Muret qui avait l’esprit vif, sa­vait, quand les éco­liers fai­saient du bruit et l’in­ter­rom­paient, les pu­nir aus­si­tôt par quelque mot pi­quant qui les te­nait en­suite dans le respect. Un d’entre eux ayant un jour por­té en classe une cloche, vint à son­ner pen­dant l’ex­pli­ca­tion.
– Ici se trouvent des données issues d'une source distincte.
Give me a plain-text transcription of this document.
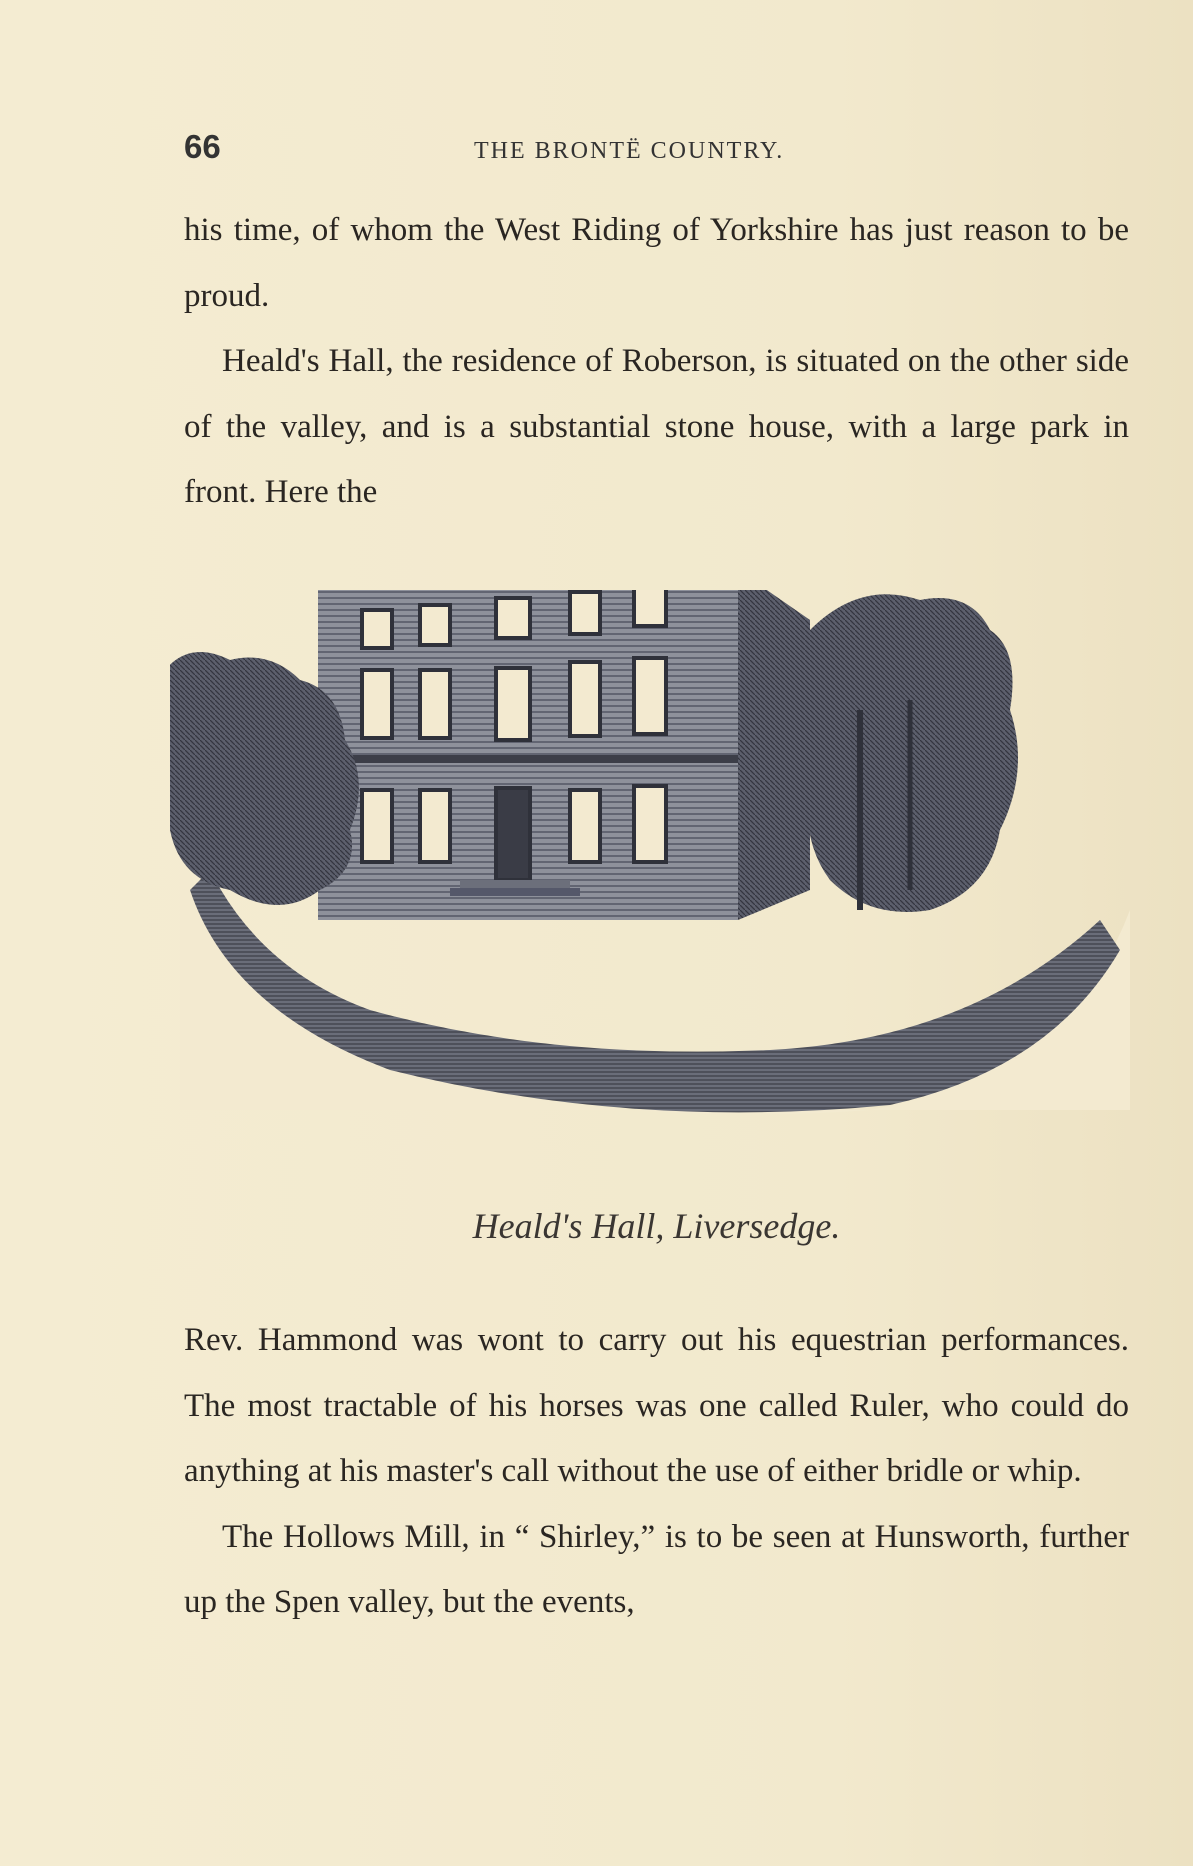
66	THE BRONTË COUNTRY.

his time, of whom the West Riding of Yorkshire has just reason to be proud.

Heald's Hall, the residence of Roberson, is situated on the other side of the valley, and is a substantial stone house, with a large park in front. Here the

Heald's Hall, Liversedge.

Rev. Hammond was wont to carry out his equestrian performances. The most tractable of his horses was one called Ruler, who could do anything at his master's call without the use of either bridle or whip.

The Hollows Mill, in “ Shirley,” is to be seen at Hunsworth, further up the Spen valley, but the events,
Vrai­ment, dit Muret sans s’émou­voir, j’au­rais été bien sur­pris si dans ce tas de bêtes, il ne s’était trou­vé un Bé­lier avec sa cloche pour con­duire le trou­peau.

II

Lorsque Muret était pro­fes­seur à Pa­ris, les lieux où il ensei­gnait, étaient rem­plis d’une si grande foule de monde, qu’il ne res­tait point de place où il pût pas­ser, de sorte qu’il était éle­vé sur les épaules de ses Audi­teurs, et por­té ain­si jus­qu’à sa Chaire.

III

Muret fut accu­sé à Tou­louse d’un crime hon­teux ; un Conseil­ler du Par­le­ment fut chez lui, pour lui don­ner avis des pour­suites qu’on fai­sait contre lui, et ne l’ayant pas trou­vé, il lui écri­vit ce Vers :

Heu fuge crudeles terras, fuge littus avarum[1]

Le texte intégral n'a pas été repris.